MILANO/SETTIMO MILANESE – Gli agenti della Polizia locale del Comando decentrato del Municipio 8 hanno individuato un’attivita’ illecita di trasporto e stoccaggio di rifiuti organizzata da un’impresa edile di Settimo Milanese con la complicita’ di un dipendente di Amsa.
La discarica abusiva era in via Chiasserini. A conclusione delle indagini preliminari, sono quattro le persone indagate, due cittadini italiani e due cittadini stranieri, uno di origine albanese e l’altro di origine nigeriana.
Sono stati deferiti per i reati di trasporto illecito di rifiuti e realizzazione di discarica abusiva, in concorso tra loro.
Il dipendente Amsa e’ accusato inoltre di peculato, per aver utilizzato a proprio vantaggio il veicolo di cui disponeva e ancora, in concorso con il titolare della ditta, dovra’ rispondere di corruzione per atto contrario ai doveri d’ufficio.

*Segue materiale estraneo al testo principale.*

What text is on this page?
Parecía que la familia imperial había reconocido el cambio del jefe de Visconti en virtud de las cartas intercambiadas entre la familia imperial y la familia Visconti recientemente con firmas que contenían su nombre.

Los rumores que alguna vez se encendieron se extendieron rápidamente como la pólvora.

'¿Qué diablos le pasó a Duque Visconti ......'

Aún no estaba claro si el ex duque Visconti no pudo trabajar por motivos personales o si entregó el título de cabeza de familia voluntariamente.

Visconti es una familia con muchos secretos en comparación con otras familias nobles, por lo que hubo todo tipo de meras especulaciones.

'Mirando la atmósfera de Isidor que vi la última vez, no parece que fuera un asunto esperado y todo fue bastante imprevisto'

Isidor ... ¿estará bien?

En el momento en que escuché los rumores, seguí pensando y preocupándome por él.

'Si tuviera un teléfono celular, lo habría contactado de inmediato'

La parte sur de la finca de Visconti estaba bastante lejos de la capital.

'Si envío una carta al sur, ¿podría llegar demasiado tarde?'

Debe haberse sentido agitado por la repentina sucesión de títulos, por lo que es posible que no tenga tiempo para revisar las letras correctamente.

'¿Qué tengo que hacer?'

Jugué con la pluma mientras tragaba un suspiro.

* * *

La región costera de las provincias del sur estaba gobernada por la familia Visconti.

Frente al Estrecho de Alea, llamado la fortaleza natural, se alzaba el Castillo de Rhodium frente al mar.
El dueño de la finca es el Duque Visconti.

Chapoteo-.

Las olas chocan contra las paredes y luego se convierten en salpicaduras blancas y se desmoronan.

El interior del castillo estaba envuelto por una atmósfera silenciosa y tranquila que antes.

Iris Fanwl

Le indagini erano state avviate lo scorso dicembre da parte degli agenti del Nucleo motociclisti e dell’ufficio Pg esterna di Zona 8, in collaborazione con due agenti esperti in informatica.
Nel corso delle indagini, che sono risultate complesse e hanno richiesto l’utilizzo di fototrappole e dispositivi di localizzazione Gps, e’ emerso che il titolare dell’impresa edile, insieme a due suoi dipendenti, era stato notato compiere ripetuti movimenti in via Chiasserini a bordo di due autocarri.
In quest’area, con l’ausilio del dipendente Amsa, venivano in parte abbandonati e in parte ricaricati sul mezzo della municipalizzata materiali di varia natura, alcuni classificabili come rifiuti speciali e pericolosi.
L’operatore Amsa portava poi il mezzo carico in discarica riferendo di aver trovato il contenuto in stato di abbandono.
Altre volte invece inviava una segnalazione sulla presenza di rifiuti da rimuovere; poiche’ si trattava di rifiuti speciali, per la rimozione venivano chiamate ditte terze, con un conseguente aggravio di spese quantificate in totale in circa 13mila euro.